Buchcover
William Hazlitt

Vom Vergnügen zu hassen

Zwei Essays
2007
Broschur , 11,5 x 18 cm
88 Seiten
ESSAY 58. Aus dem Englischen übersetzt von Dieter Hornig
ISBN: 9783854207146
€ 12,00

AUTOREN

Textauszug

Die Freude am Hass, einem giftigen Mineral gleich, frisst sich in das Herz der Religion und verwandelt das eine in eine eiternde Milz und die andere in Frömmelei; sie nimmt den Patriotismus zum Vorwand, um Feuer, Pestilenz und Hunger über andere Länder zu bringen; sie belässt von der Tugend nichts anderes als den Geist der Krittelei und eine enge, eifersüchtige und inquisitorische Wachsamkeit für das Tun und die Beweggründe der anderen.Was waren die verschiedenen Sekten, Glaubensbekenntnisse und religiösen Lehren anderes als lauter Vorwände, die von Menschen vorgebracht werden, um sich zu zanken, zu streiten und einander in Stücke zu reißen, ganz so wie man eine Zielscheibe braucht, auf die man schießt? Glaubt etwa jemand, dass die Liebe zum Vaterland bei einem Engländer irgendein freundliches Gefühl einbegreift oder die Neigung, einem anderen zu dienen, der denselben Namen trägt? Nein, sie bedeutet nichts anderes als Hass auf die Franzosen oder auf die Bewohner jedes anderen Landes, mit dem wir fürs erste gerade im Krieg sind. Klingt in der Tugendliebe irgendein Wunsch an, unsere eigenen Fehler zu erkennen und zu bessern? Nein, aber sie sühnt ein hartnäckiges Festhalten an unseren eigenen Lastern durch die heftigste Intoleranz gegenüber den menschlichen Schwächen. Dieses Prinzip kommt schier überall zur Anwendung.

William Hazlitt hat einen für den deutschen Sprachraum noch fast ungehobenen Schatz an Essays hinterlassen, die in ihrer sprachlichen Frische, der Leidenschaftlichkeit ihrer Ansichten und ihrer Vielfalt die ganze Gattung der Essayistik überhaupt erst mitdefiniert haben.

Die Themen, über die Hazlitt in den beiden erstmals übersetzten Essays dieses Bandes fantasiert, sind wohl jedem geläufig: »Vom Vergnügen zu hassen« und »Über den Geldmangel«.
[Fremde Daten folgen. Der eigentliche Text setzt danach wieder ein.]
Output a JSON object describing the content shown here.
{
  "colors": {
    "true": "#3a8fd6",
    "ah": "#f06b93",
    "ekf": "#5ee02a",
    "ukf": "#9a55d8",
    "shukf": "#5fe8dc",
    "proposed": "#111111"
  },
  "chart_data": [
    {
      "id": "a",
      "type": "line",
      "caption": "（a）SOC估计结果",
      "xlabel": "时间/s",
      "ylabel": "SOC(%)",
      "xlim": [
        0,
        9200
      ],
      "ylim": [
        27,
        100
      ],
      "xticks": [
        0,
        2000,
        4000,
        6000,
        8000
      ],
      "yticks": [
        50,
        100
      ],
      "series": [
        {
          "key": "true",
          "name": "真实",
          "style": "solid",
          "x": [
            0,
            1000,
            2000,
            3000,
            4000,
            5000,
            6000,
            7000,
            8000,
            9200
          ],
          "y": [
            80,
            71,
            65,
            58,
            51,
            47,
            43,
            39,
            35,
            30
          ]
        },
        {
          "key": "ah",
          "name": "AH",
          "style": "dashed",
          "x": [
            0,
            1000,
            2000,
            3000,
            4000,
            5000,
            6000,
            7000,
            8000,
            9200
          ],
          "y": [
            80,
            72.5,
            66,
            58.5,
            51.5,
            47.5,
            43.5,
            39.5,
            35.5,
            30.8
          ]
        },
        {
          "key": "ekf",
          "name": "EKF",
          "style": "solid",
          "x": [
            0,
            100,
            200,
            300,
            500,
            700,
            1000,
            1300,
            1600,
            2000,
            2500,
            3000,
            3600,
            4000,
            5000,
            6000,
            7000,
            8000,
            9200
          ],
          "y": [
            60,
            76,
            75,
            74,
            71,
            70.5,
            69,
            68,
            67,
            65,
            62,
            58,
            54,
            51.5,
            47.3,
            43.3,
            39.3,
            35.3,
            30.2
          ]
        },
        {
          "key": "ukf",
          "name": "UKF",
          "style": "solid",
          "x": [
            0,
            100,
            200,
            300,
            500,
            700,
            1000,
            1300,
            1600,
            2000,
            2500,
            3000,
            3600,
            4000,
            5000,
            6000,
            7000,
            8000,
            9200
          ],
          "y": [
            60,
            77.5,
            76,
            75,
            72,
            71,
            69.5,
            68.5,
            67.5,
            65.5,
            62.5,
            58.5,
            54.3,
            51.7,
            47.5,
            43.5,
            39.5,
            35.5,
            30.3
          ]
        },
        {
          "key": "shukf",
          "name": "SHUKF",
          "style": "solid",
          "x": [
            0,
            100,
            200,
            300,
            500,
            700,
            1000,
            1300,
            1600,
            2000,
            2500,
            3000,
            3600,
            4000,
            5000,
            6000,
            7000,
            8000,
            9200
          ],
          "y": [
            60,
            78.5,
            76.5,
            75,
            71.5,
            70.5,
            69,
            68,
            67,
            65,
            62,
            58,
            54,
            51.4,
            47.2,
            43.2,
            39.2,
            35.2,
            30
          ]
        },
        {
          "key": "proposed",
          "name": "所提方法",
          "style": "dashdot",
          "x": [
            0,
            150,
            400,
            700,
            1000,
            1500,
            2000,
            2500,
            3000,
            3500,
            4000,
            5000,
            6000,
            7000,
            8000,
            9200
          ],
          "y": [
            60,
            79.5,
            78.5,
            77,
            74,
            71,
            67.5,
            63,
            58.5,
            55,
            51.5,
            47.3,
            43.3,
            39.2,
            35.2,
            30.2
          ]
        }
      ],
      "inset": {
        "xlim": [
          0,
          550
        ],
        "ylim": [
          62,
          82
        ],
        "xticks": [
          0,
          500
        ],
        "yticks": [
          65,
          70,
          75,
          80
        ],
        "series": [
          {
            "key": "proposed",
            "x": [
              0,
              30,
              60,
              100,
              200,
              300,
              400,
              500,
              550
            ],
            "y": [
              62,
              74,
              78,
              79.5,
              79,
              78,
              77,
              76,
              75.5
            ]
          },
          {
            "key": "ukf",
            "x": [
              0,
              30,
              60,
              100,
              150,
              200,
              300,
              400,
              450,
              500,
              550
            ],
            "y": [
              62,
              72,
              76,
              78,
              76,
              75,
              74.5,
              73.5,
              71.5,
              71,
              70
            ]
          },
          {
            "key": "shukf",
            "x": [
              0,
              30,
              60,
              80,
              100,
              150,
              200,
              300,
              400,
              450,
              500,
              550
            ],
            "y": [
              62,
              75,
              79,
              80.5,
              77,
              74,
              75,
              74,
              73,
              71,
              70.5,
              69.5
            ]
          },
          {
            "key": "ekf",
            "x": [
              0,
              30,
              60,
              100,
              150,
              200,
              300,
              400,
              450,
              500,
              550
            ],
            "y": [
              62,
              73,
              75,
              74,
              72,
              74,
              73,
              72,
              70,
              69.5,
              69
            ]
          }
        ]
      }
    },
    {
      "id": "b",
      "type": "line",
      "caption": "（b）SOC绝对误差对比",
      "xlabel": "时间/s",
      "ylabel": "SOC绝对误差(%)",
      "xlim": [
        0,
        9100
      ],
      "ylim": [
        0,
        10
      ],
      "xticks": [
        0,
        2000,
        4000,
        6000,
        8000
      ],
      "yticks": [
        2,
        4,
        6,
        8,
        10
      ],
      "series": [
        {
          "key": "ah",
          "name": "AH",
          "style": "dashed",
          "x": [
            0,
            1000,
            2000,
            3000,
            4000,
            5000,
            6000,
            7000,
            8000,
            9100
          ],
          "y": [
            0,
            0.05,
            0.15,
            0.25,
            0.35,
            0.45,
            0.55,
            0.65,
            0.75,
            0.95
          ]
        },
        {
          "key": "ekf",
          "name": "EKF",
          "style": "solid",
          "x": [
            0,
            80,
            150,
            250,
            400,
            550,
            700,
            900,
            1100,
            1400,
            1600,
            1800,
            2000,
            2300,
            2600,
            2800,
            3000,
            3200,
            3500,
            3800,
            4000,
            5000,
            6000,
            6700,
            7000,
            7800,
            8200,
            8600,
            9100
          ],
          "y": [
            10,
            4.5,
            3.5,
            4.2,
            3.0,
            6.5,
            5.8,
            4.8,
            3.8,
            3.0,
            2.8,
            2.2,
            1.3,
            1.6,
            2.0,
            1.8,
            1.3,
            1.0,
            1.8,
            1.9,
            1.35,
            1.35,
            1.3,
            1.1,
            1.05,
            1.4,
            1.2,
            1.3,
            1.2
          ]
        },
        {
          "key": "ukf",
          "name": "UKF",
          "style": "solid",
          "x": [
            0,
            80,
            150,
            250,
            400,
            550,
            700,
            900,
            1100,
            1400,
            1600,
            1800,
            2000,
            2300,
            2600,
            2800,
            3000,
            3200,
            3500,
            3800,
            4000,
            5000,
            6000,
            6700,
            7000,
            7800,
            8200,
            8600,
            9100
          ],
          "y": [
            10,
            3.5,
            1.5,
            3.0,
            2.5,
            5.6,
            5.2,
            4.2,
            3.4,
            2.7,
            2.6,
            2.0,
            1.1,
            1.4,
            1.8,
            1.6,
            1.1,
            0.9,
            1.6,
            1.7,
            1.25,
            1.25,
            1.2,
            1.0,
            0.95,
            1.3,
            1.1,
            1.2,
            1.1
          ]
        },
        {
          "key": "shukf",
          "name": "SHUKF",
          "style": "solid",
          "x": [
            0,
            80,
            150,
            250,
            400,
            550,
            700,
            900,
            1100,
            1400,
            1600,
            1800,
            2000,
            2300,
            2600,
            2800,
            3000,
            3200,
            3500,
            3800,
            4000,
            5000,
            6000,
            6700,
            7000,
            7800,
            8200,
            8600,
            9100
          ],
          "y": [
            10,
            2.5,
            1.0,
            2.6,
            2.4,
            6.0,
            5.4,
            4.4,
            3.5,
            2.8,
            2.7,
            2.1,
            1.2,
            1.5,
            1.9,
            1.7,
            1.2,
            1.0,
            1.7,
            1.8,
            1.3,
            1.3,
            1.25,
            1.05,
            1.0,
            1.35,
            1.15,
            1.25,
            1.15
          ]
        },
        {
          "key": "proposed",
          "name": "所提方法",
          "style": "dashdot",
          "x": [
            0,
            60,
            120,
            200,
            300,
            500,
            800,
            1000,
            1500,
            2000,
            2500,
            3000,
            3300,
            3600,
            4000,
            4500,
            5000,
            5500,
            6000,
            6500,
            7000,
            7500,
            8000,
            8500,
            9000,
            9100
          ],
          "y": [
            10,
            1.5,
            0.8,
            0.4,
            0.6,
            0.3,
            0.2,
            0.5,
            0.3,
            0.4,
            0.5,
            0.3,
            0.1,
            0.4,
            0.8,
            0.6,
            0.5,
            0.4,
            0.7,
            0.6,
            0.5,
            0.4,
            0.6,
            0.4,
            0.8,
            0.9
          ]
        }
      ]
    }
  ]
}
Beiden Zuständen war er in seinem Leben nicht so selten ausgesetzt: obwohl die gesellschaftlichen Details und die Regelwerke des Verhaltens sich doch recht merklich geändert haben, entzücken seine Ausführungen über akuten Geldmangel, hartnäckige Antipathien und aufbrausende Ablehnungen beim Lesen auch noch 200 Jahre nachdem sie geschrieben wurden.

Aber einige Feinheiten unseres Lebens bleiben doch unveränderlich, und Hazlitt weiß darüber Bescheid, z. B.: »Der einzige Weg, sich mit alten Freunden auszusöhnen, ist, sich endgültig von ihnen zu trennen.« Und »dass wir beim Lesen immer die Seite der Gerechtigkeit einnehmen« hat auch etwas Tröstliches, gerade auch, wenn es um die Lektüre dieser Essays geht!

Presse

»Vom Vergnügen zu hassen ist ein Vergnügen zu lesen. Zwei wunderbare Essays, die ihre jeweilige Thematik vielfältig abdecken, die sprachlich zu überzeugen wissen und trotz ihres Alters immer noch aktuell sind.« (Tobias Fauth, literature.de)

»Schon die ersten Sätze ziehen den Leser durch ihre brillante Gedankenführung, bestrickende Beredsamkeit und überwältigenden Witz so in ihren Bann, dass man beide Essays in einem Zuge durchliest.« (Olaf Schmidt, Kreuzer)

»Es ist hart, ohne Geld dazustehen. Mit diesem schwer widerlegbaren Postulat beginnt der Essay Über den Geldmangel, in dem Hazlitt alltagspsychologische Überlegungen über die Armut anstellt, die nichts von ihrer Gültigkeit verloren haben.« (Stefania Sabin, NZZ)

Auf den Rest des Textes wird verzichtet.